How would you probably like it if someone were to always breathe down your neck whenever you move? That’s exactly how it is for most teenagers. Adults can get quite defensive when this point is raised, saying their kids have to act more responsibly before they can be given autonomy. However, it’s the opposite that is actually true: how are young people to act more responsibly if they never get the chance? If anything, psychological studies have discovered that the more you place your trust on someone, the more he will likely behave as you want him to.
2. Show real empathy.
Empathy is so much more than simply putting yourself in the other person’s shoes or being a very comforting listener. It’s actually feeling the emotions of the other. For example, if your child’s pet fish died, you empathize not by saying “It’s understand how you feel.” To empathize is to grieve with him. If your teen is hung up on looking “uncool” when volunteering, don’t dismiss it as “teens being teens.” Empathy takes decisive action: how can you make volunteering cool?
3. Set a good example.
Kids have never been superb at listening to their parents, but they have always imitated them. And there’s a biological logic behind that. Ever heard of mirror neurons and how they affect group behavior? Bottom line is, don’t demand from your teens what you won’t do yourself.
4. Appreciate their contributions.
Feeling invisible to you is an excellent way to quash their motivation. After all, why pitch in when you feel like nothing’s changed? This is why it’s critical that you communicate to them that their work is highly valued. And you have to say it to each of them, and not merely address a group.
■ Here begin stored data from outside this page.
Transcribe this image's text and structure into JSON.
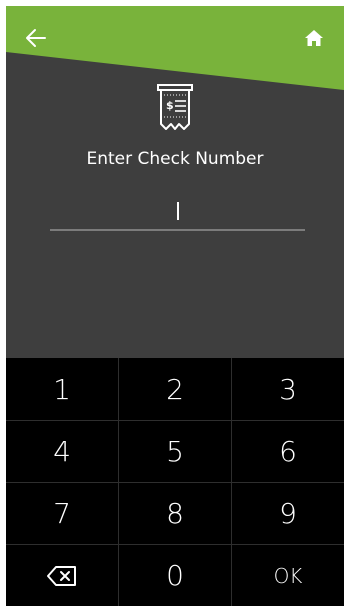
{
  "colors": {
    "accent": "#79b33b",
    "background": "#3e3e3e",
    "keypad": "#000000",
    "text": "#ffffff"
  },
  "header": {
    "back_icon": "arrow-left-icon",
    "home_icon": "home-icon"
  },
  "check": {
    "icon": "receipt-dollar-icon",
    "prompt": "Enter Check Number",
    "value": ""
  },
  "keypad": {
    "keys": [
      "1",
      "2",
      "3",
      "4",
      "5",
      "6",
      "7",
      "8",
      "9"
    ],
    "zero": "0",
    "ok": "OK",
    "backspace_icon": "backspace-icon"
  }
}
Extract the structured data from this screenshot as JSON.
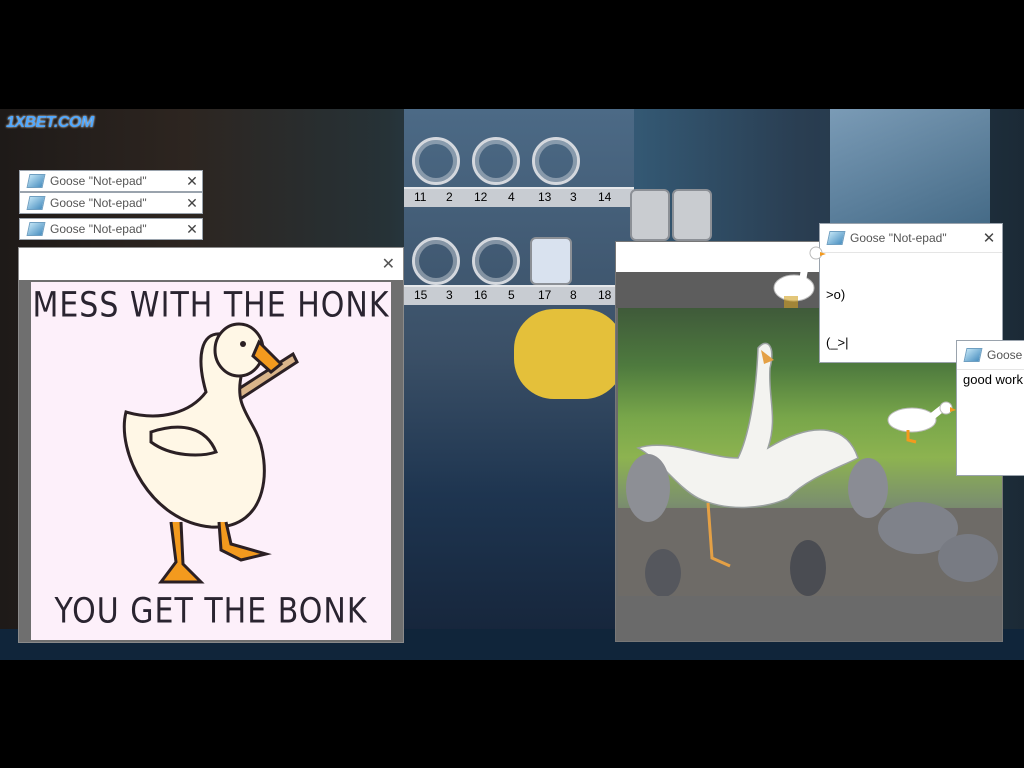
{
  "overlay": {
    "logo_text": "1XBET.COM"
  },
  "title_strips": [
    {
      "title": "Goose \"Not-epad\"",
      "close": "✕"
    },
    {
      "title": "Goose \"Not-epad\"",
      "close": "✕"
    },
    {
      "title": "Goose \"Not-epad\"",
      "close": "✕"
    }
  ],
  "honk_window": {
    "close": "✕",
    "poster_line1": "MESS WITH THE HONK",
    "poster_line2": "YOU GET THE BONK"
  },
  "notepad_ascii": {
    "title": "Goose \"Not-epad\"",
    "close": "✕",
    "lines": [
      ">o)",
      "(_>|"
    ]
  },
  "notepad_goodwork": {
    "title": "Goose \"",
    "text": "good work"
  },
  "vending_labels": [
    "11",
    "2",
    "12",
    "4",
    "13",
    "3",
    "14",
    "15",
    "3",
    "16",
    "5",
    "17",
    "8",
    "18"
  ],
  "colors": {
    "poster_bg": "#fdf0fa",
    "goose_body": "#fff7e6",
    "goose_beak": "#f39a1e",
    "bat": "#d9b48a"
  }
}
5. Give them a meaningful purpose.
Why do these teens have to do all these things? Is it to make their parents happy or proud? Is it to have an excuse to spend time with someone they like? To get some kind of points from their teacher? All of these are poor motivation. Tell them how the youth’s service can matter to the general good of your community, and what’s at stake if they don’t show up. This is good motivation because a purpose in life is one of the most crucial factors of psychological as well as physical health. Proof is retiree volunteers living longer lives and being less likely to suffer depression compared to others who’d rather stay at home.